"A year later, approximately four years ago, she and my other daughter, Maria, spent six weeks at Atlantic City in the early spring. It was there that she got into trouble. I could detect it in her letters. Some tremendous sorrow or difficulty had overtaken her, and she was fighting it alone.

"Her husband was not with her. I wrote to Maria asking her to investigate quietly, to report to me whether there was anything I could do.

"Maria's report was unsatisfactory. She knew Enid was distressed and was giving away or risking in some manner large amounts of money—even pawning her jewelry, jewelry which I had given her and which she prized above everything else. The whole thing was a mystery, Maria wrote. The very next mail I received a letter from Enid asking me to lend her two thousand dollars.

"She made no pretence of explaining why she wanted it. She didn't have to explain. I was a rich man at that time, comparatively speaking, and she knew I would give her the money.

"I mailed her a check for two thousand, but on the train which carried the check I sent a private detective—not to make any arrests, you understand, not to raise any row or start any scandal. I merely wanted to find out what or who troubled her. Women, you know, particularly good women, are prone to fall into the hands of unscrupulous people.

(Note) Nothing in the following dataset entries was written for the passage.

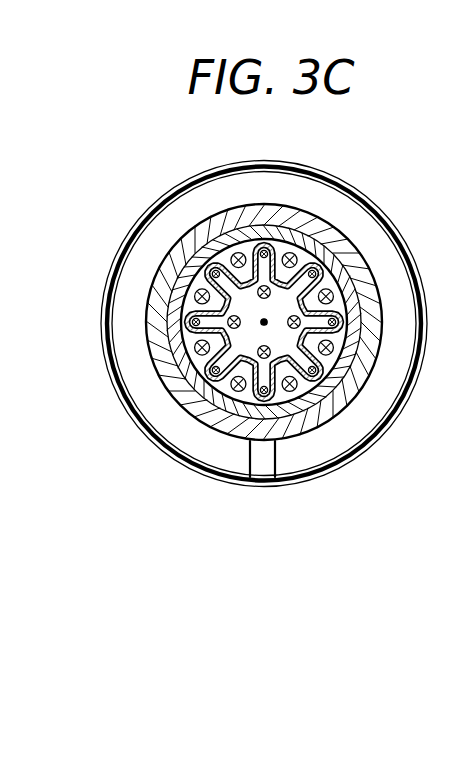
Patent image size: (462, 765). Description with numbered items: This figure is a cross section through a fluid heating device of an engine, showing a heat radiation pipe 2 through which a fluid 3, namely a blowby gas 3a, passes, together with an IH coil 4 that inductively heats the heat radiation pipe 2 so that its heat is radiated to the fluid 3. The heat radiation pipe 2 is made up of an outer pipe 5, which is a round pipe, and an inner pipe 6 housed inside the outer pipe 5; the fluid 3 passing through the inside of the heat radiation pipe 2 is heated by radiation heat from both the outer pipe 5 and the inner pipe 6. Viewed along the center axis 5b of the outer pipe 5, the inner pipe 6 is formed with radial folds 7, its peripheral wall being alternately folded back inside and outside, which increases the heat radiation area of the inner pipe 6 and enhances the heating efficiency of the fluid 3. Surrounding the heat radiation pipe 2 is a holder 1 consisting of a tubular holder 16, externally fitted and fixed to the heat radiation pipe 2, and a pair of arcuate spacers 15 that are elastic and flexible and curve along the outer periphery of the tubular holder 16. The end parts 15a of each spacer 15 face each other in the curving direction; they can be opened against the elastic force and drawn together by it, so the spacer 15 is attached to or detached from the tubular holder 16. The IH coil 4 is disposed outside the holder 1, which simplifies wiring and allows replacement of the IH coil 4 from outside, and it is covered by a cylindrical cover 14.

The holder 1 is at (264, 293).
The heat radiation pipe 2 is at (314, 391).
The fluid 3 is at (241, 394).
The blowby gas 3a is at (206, 391).
The IH coil 4 is at (343, 170).
The outer pipe 5 is at (322, 393).
The center axis 5b is at (268, 325).
The inner pipe 6 is at (304, 420).
The radial folds 7 is at (237, 255).
The cylindrical cover 14 is at (389, 215).
The spacer 15 is at (255, 172).
The end parts 15a is at (248, 463).
The tubular holder 16 is at (262, 186).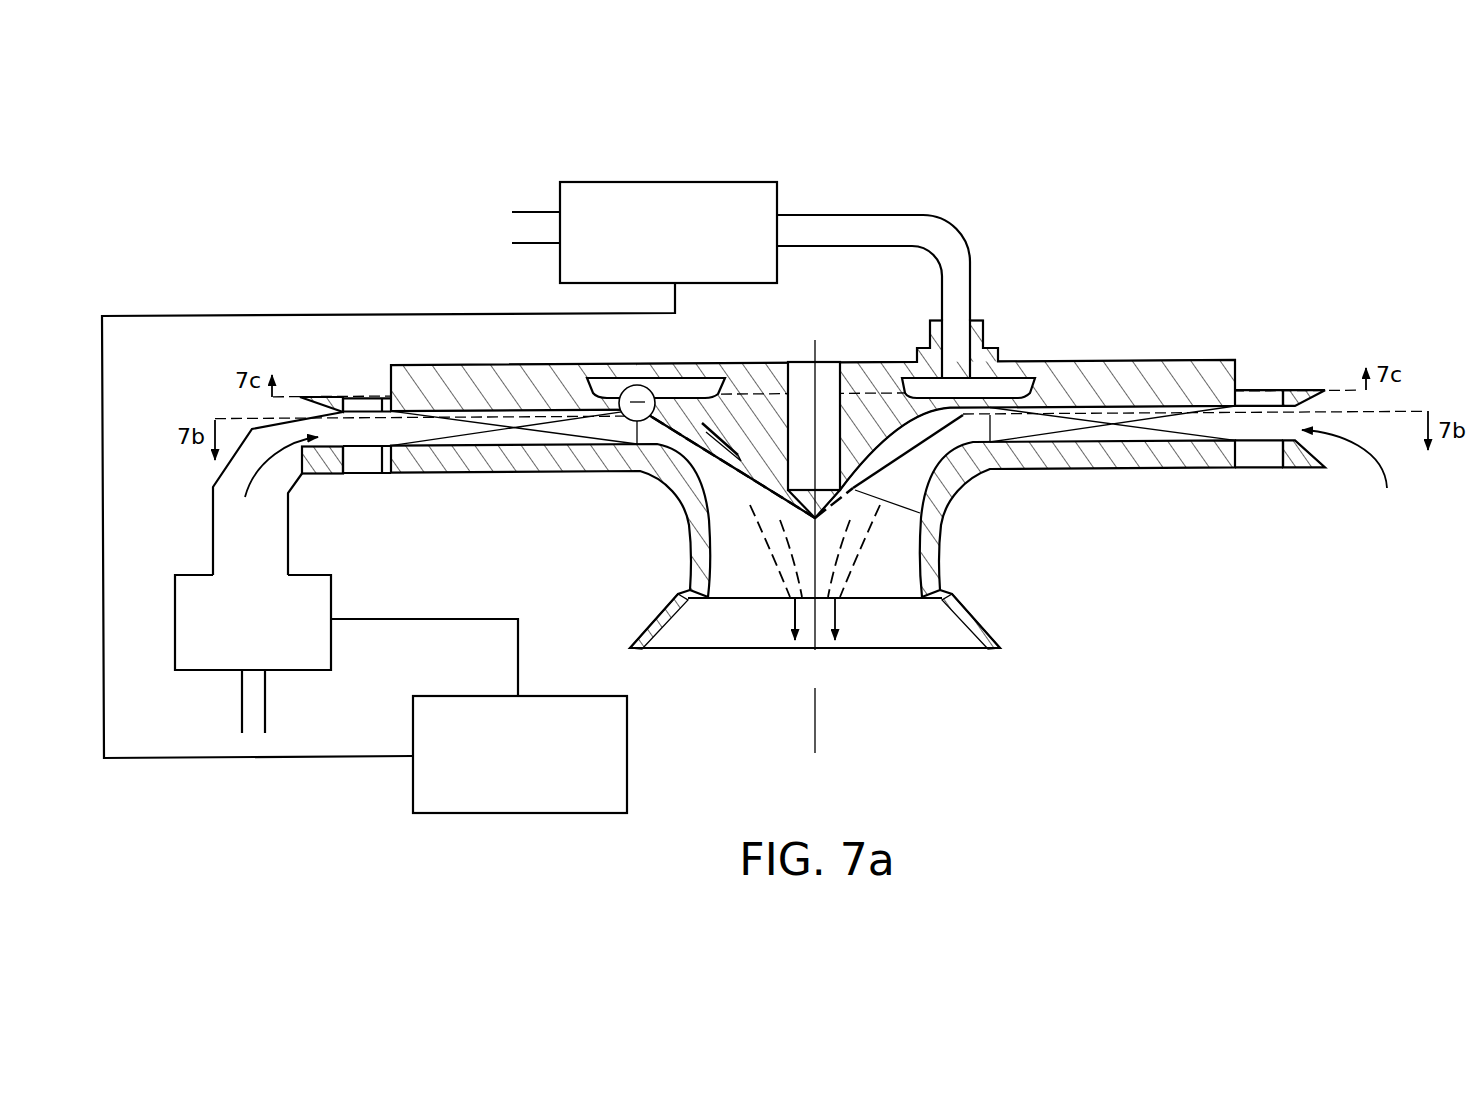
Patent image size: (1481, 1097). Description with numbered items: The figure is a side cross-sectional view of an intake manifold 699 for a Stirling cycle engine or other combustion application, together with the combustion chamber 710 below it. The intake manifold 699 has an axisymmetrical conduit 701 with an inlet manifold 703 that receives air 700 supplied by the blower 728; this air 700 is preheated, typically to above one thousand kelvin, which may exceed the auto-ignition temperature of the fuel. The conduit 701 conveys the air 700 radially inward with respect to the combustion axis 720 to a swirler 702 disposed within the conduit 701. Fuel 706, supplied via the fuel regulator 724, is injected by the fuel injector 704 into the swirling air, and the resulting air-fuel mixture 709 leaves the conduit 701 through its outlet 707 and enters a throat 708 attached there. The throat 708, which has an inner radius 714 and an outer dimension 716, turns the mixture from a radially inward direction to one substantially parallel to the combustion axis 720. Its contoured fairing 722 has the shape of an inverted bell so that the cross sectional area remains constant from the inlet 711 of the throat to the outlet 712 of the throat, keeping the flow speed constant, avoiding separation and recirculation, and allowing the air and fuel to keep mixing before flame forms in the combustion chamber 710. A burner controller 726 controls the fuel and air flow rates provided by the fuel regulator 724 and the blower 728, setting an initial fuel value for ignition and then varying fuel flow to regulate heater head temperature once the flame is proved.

The intake manifold 699 is at (1173, 265).
The air 700 is at (811, 493).
The axisymmetrical conduit 701 is at (376, 436).
The swirler 702 is at (460, 436).
The inlet manifold 703 is at (328, 430).
The fuel injector 704 is at (620, 378).
The fuel 706 is at (957, 320).
The outlet of the conduit 707 is at (627, 444).
The throat 708 is at (730, 494).
The air-fuel mixture 709 is at (697, 691).
The combustion chamber 710 is at (893, 580).
The inlet of the throat 711 is at (995, 425).
The outlet of the throat 712 is at (893, 505).
The inner radius 714 is at (887, 433).
The outer dimension 716 is at (945, 460).
The combustion axis 720 is at (813, 724).
The contoured fairing 722 is at (740, 461).
The fuel regulator 724 is at (620, 220).
The burner controller 726 is at (545, 801).
The blower 728 is at (232, 653).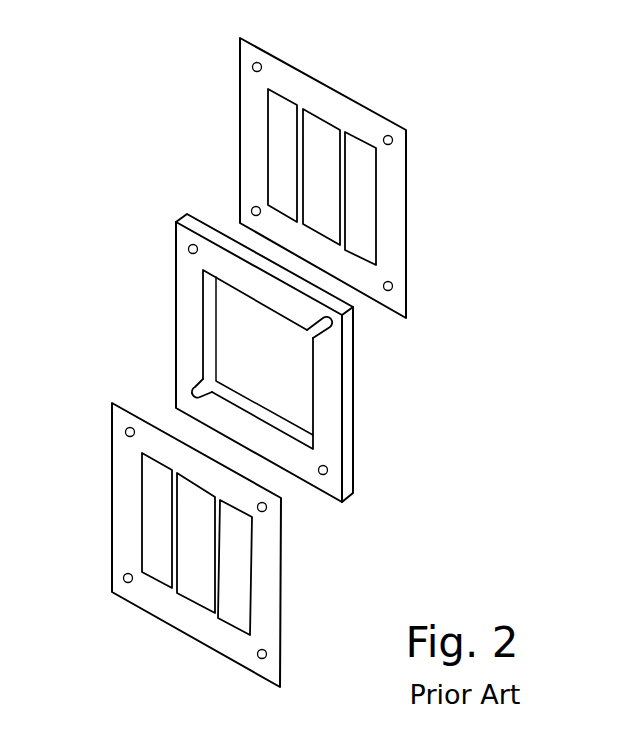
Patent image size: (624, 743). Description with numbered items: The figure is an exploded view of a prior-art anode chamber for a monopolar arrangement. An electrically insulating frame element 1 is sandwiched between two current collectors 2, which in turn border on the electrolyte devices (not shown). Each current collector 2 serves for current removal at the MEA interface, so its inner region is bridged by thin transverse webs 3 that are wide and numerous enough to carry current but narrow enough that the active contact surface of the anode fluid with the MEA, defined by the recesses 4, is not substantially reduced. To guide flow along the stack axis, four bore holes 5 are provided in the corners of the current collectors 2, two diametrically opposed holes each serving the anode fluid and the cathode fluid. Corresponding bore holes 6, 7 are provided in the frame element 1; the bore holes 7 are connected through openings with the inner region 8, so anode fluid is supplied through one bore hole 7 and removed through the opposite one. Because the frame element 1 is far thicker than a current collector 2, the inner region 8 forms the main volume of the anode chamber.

The frame element 1 is at (149, 311).
The current collector 2 is at (212, 130).
The transverse webs 3 is at (303, 362).
The recesses 4 is at (276, 145).
The bore holes 5 is at (253, 67).
The bore holes 6 is at (188, 250).
The bore holes 7 is at (192, 392).
The inner region 8 is at (258, 365).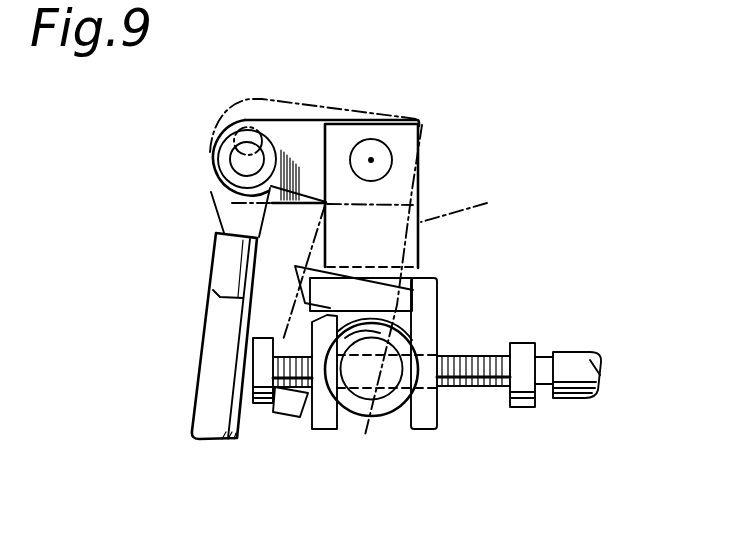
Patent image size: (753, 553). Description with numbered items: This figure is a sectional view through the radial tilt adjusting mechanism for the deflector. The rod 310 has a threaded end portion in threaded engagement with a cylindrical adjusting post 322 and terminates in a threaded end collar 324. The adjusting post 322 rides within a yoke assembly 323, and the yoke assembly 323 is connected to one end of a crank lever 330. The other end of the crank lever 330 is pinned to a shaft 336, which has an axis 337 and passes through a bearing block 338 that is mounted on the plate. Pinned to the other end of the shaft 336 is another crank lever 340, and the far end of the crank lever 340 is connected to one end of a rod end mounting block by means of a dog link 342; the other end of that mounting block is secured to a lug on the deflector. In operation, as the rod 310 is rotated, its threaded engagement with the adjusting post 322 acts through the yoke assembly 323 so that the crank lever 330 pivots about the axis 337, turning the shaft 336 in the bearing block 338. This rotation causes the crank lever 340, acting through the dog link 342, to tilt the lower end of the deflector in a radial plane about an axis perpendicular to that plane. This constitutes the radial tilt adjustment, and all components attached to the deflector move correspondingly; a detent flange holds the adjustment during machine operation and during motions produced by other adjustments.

The rod 310 is at (573, 360).
The cylindrical adjusting post 322 is at (368, 420).
The yoke assembly 323 is at (438, 307).
The threaded end collar 324 is at (265, 405).
The crank lever 330 is at (479, 206).
The shaft 336 is at (391, 157).
The axis 337 is at (372, 158).
The bearing block 338 is at (421, 252).
The crank lever 340 is at (291, 107).
The dog link 342 is at (216, 369).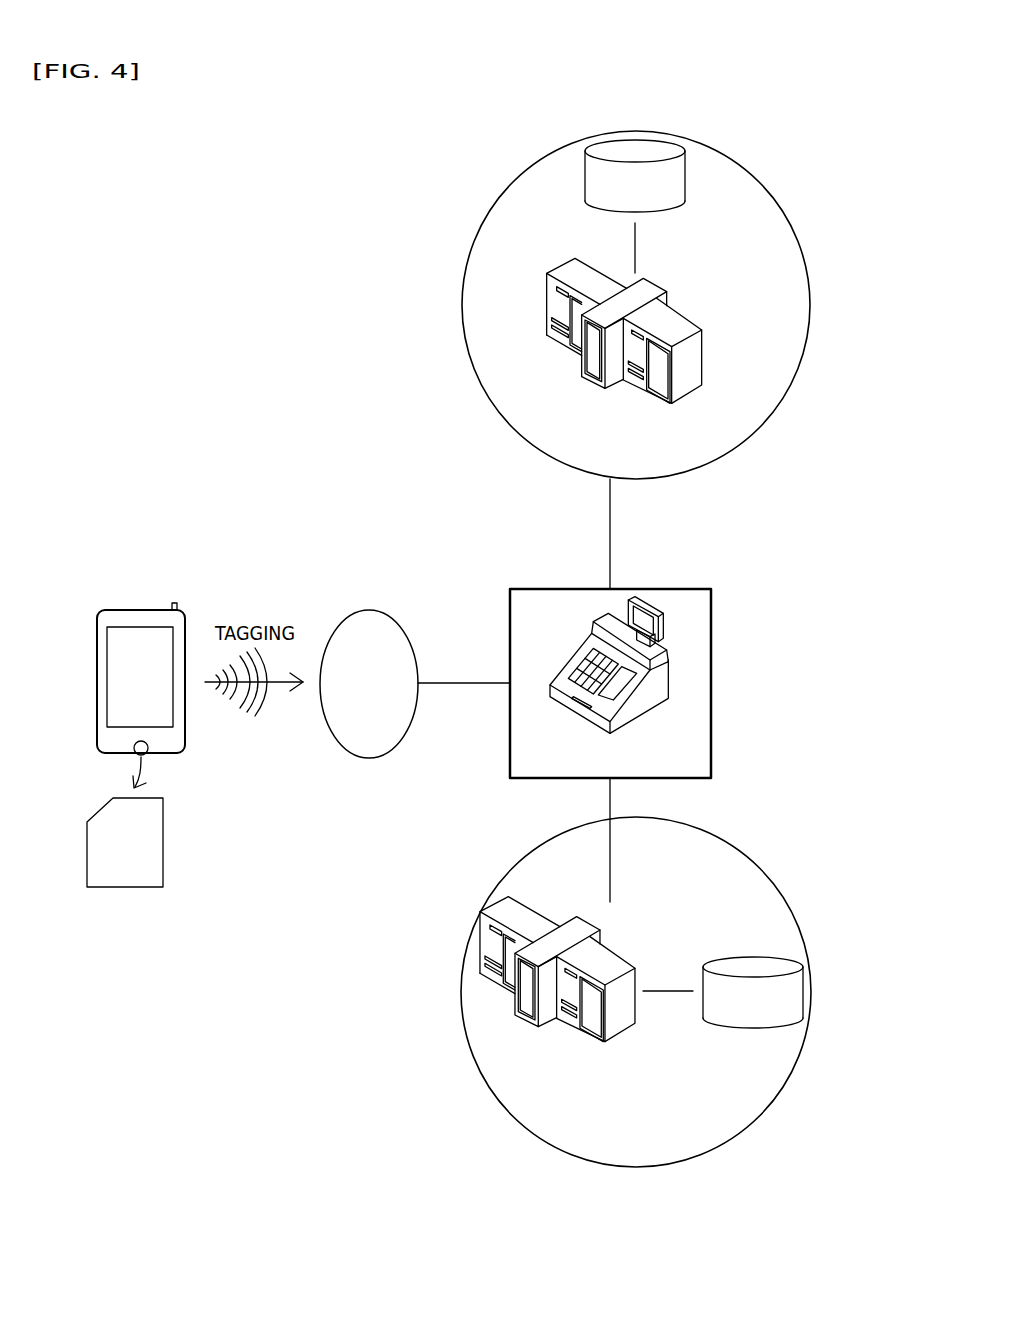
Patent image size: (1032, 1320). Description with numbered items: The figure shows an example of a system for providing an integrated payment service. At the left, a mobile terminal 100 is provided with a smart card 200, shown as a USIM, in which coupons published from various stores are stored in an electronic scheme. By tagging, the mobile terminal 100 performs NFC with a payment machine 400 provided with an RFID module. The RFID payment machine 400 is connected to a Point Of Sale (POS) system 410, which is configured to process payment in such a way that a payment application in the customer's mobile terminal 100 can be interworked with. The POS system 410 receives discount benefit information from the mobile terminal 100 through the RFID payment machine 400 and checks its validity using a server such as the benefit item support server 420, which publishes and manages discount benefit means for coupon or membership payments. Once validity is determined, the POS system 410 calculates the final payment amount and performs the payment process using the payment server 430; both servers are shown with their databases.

"Four days later the detective reported to me, but it was of no special value. He couldn't tell me where the two thousand had gone. If Enid had paid it to a man or a woman, the fellow had missed seeing the transaction. With the description of the jewels I had given him, however, he made a round of the pawnshops in Atlantic City and learned that all of them had been pawned—for a total of seven thousand."

"Pawned by whom—herself?" asked Bristow.

"No. They were pawned in different shops by a man with a gold tooth and a thick, chestnut-brown beard."

"No wonder you doubt the negro's guilt!" exclaimed Braceway.

"Excuse me," put in Bristow quickly, "but did you ever mention this to Mr. Withers?"